That is not a stable outcome. Defenders of the European ideal need to engage more directly with its critics and articulate an inspiring vision, rather than sticking their heads in the sand and intoning the words “ever closer union” at every opportunity.
They would find it easier to win over euroskeptics if they could point to more solid and durable economic achievements. Eurozone growth remains sluggish, at 0.7% over the last year, while unemployment, at 11.7%, is unacceptably high. These averages are depressing enough, but some parts of the continent are in far worse shape. Spanish unemployment is above 25%, and the Italian economy has barely grown since the euro’s introduction.
Economic recovery is being held back by financial problems – the third hot topic that EU leaders must address. The single financial market broke down four years ago and has not yet been repaired.
To be sure, the European Central Bank has done what it takes to narrow the borrowing cost differences between European sovereigns. For much of 2012 and 2013, the Spanish and Italian governments were paying 5.5-7% for ten-year money, while the German rate was below 2%. Today, the differential is much lower. Spain and Italy are paying only around 150 basis points more than Germany. ECB President Mario Draghi can take credit for that.
But from businesses’ perspective, things look rather different. For a Spanish or Italian small firm, the interest-rate differential remains as high as it was. An unsecured business loan will cost a Southern European firm two percentage points more than its counterpart on the Rhine, even though the two companies have a similar credit rating. Until 2010, the gap was just a few basis points. It exploded in 2011 and has not narrowed since.
That is a serious competitive disadvantage to add to the penalty of being at a greater distance from the EU’s center of economic gravity. If it persists, it will reinforce the growing division of Europe into “haves” and “have-nots.”

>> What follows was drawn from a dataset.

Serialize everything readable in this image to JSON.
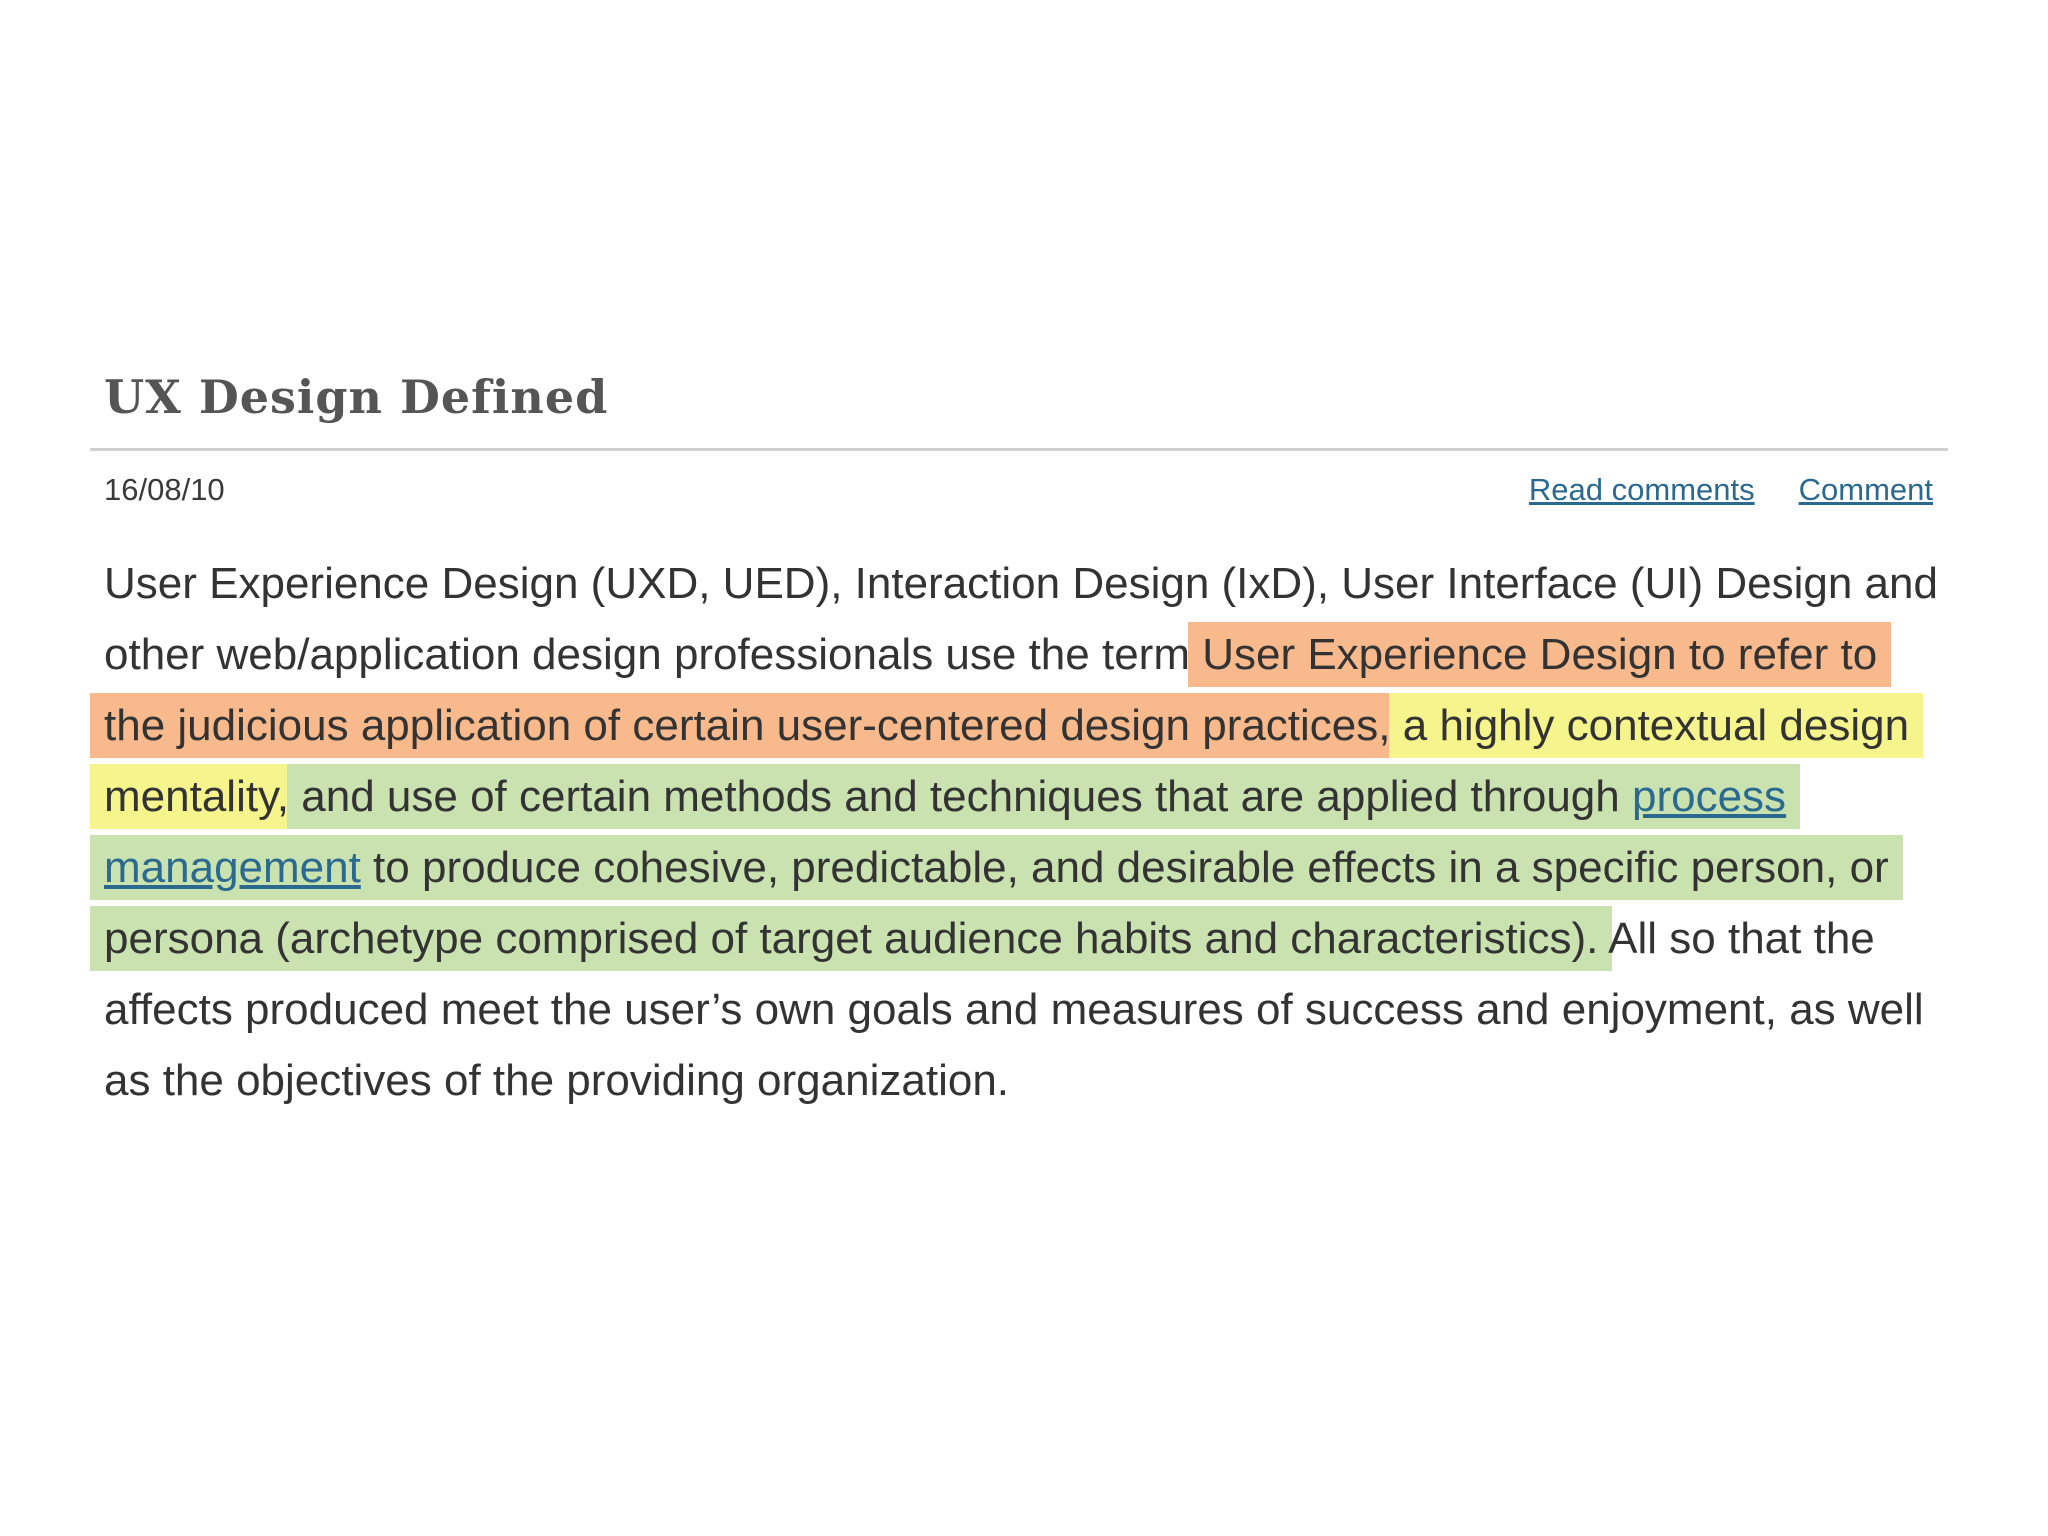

How can such a differential persist in what is supposed to be a single, integrated financial market? The answer, of course, is that the eurozone is no such thing, at least not yet. The crisis of confidence in the EU banking sector that erupted in 2010 has not yet been resolved. European banks are still reluctant to lend to one another, especially across borders. They suspect that some of their counterparts are weak and vulnerable, and have little confidence in the willingness of national bank supervisors to reveal the truth and demand remediation. So German banks with surplus cash would rather deposit it at the ECB than put it to work in Italy or Greece.
The banking union was agreed in order to correct that problem, with the ECB front and center as the single supervisor of all major European banks. But the market is clearly signaling that the banking union has not yet done its job – indeed, that it is by no means complete. There are doubts about the lack of a unified deposit-protection scheme, about the availability of funds to resolve a failing institution, and about whether the ECB’s approach will be rigorous enough to identify the lame ducks, force them to recapitalize, and thus rebuild confidence.
The key test will come this autumn, when the ECB reveals the results of its asset quality review. I expect the supervisors to be rigorous: their institution’s credibility depends on it. But national supervisors and governments retain a significant role. Will they be prepared to be honest and, more important, willing and able to help the walking wounded raise capital?
Recent debt issues by the Italian bank Monte dei Paschi di Siena and others have shown that financing for banks is expensive. Investors need to be offered heavy discounts to persuade them to part with their money. As a result, some banks that suspect that their balance sheets will be revealed to be weaker than they have so far acknowledged are cutting back on lending. The continuing credit constraints are one reason that parts of the European economy remain weak.
So the three problems that Europe will face in the second half of this year are closely connected. The EU will need the strongest leadership team that it can find to steer through treacherous waters and implement crucial financial reforms. Just now, the signs are far from promising. There are few new faces or ideas on the horizon. We must hope to be surprised.